According to the Boston Globe, Catholic Democrats pharisaically pounced on the Pope’s blunder in early February.

“Nearly 50 Catholic Democratic members, including US Representatives William D. Delahunt, Stephen F. Lynch, James McGovern, and Richard E. Neal of Massachusetts, signed a letter asking the pope to repudiate the remarks by Williamson,” it wrote. “‘These comments were so outrageous and so egregious it really demanded a response,’ Delahunt said in an interview yesterday. ‘The moral authority of the church is important to retain, and having those statements out there was unacceptable.’”

The Church’s moral authority is important to retain? Really? What touching concern for it from Delahunt, a Congressman who has received a 100 percent voting rating from the National Abortion Rights Action League.
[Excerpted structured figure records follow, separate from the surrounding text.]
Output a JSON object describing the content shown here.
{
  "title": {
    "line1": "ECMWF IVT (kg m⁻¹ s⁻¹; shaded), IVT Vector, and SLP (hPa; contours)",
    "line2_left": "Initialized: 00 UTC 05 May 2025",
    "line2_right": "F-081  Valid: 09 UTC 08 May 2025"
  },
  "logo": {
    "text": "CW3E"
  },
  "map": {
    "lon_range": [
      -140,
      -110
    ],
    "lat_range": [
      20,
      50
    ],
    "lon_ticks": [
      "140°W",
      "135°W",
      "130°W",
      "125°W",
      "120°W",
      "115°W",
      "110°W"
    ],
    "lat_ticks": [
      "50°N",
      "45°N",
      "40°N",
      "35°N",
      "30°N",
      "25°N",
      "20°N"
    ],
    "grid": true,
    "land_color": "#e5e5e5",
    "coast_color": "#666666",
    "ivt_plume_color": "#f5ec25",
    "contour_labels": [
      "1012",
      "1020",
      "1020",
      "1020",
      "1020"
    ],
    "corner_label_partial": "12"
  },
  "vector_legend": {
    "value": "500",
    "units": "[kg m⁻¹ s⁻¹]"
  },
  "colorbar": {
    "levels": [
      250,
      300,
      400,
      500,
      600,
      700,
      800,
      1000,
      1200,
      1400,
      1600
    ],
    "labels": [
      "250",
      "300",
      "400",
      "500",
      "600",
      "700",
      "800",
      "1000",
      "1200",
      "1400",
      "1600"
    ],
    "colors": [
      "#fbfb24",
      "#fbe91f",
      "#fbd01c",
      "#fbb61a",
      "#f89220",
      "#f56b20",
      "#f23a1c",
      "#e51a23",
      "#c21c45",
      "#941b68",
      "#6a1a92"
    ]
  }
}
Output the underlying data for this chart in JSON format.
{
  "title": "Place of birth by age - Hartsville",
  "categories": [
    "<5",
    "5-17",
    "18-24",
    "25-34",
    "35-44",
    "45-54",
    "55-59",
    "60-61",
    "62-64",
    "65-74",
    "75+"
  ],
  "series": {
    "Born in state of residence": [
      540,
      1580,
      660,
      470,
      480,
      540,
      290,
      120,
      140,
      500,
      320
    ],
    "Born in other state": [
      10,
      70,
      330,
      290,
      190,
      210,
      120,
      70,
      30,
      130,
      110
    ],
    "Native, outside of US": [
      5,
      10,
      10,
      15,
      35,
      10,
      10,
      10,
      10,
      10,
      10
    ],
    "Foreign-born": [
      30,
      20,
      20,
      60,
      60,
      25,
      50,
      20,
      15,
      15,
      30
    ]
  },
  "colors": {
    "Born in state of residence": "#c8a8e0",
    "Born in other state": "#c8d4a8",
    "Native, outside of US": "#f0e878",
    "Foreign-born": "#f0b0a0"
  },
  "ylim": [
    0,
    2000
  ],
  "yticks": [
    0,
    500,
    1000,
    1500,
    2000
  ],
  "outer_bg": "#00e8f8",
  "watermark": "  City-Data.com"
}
One would have thought anyone could join Nancy Pelosi’s communion line; apparently not anymore.

Hermann Haering, an “eminent liberal theologian,” as German newspapers put it, opined that “If the Pope wants to do some good for the Church, he should leave his job.” No mandatum for Benedict!

Historian Kevin Madigan, speaking to the Boston Globe, offered that “There has been a loss of confidence in the Holy Father’s judgment at the highest levels in the church, as well as in the pews”—a rather confident and omniscient pronouncement from someone described as “a professor of the history of Christianity at Harvard Divinity School.” Also, wasn’t it the “highest levels of the church” that failed to protect the Pope here?

An elite secularist media that could not care less about the welfare and unity of the Catholic Church has faked up a concern about them, carefully stoking the fires of opportunistic outrage in a repeat of its performance after the Pope’s speech at Regensburg.

Yes, the Vatican and Pope invited it all through inattention. But a sense of proportion is badly needed here before rendering judgment—and the carping chorus of Benedict critics whose own hideous denials have gone unpunished is the least equipped to provide it.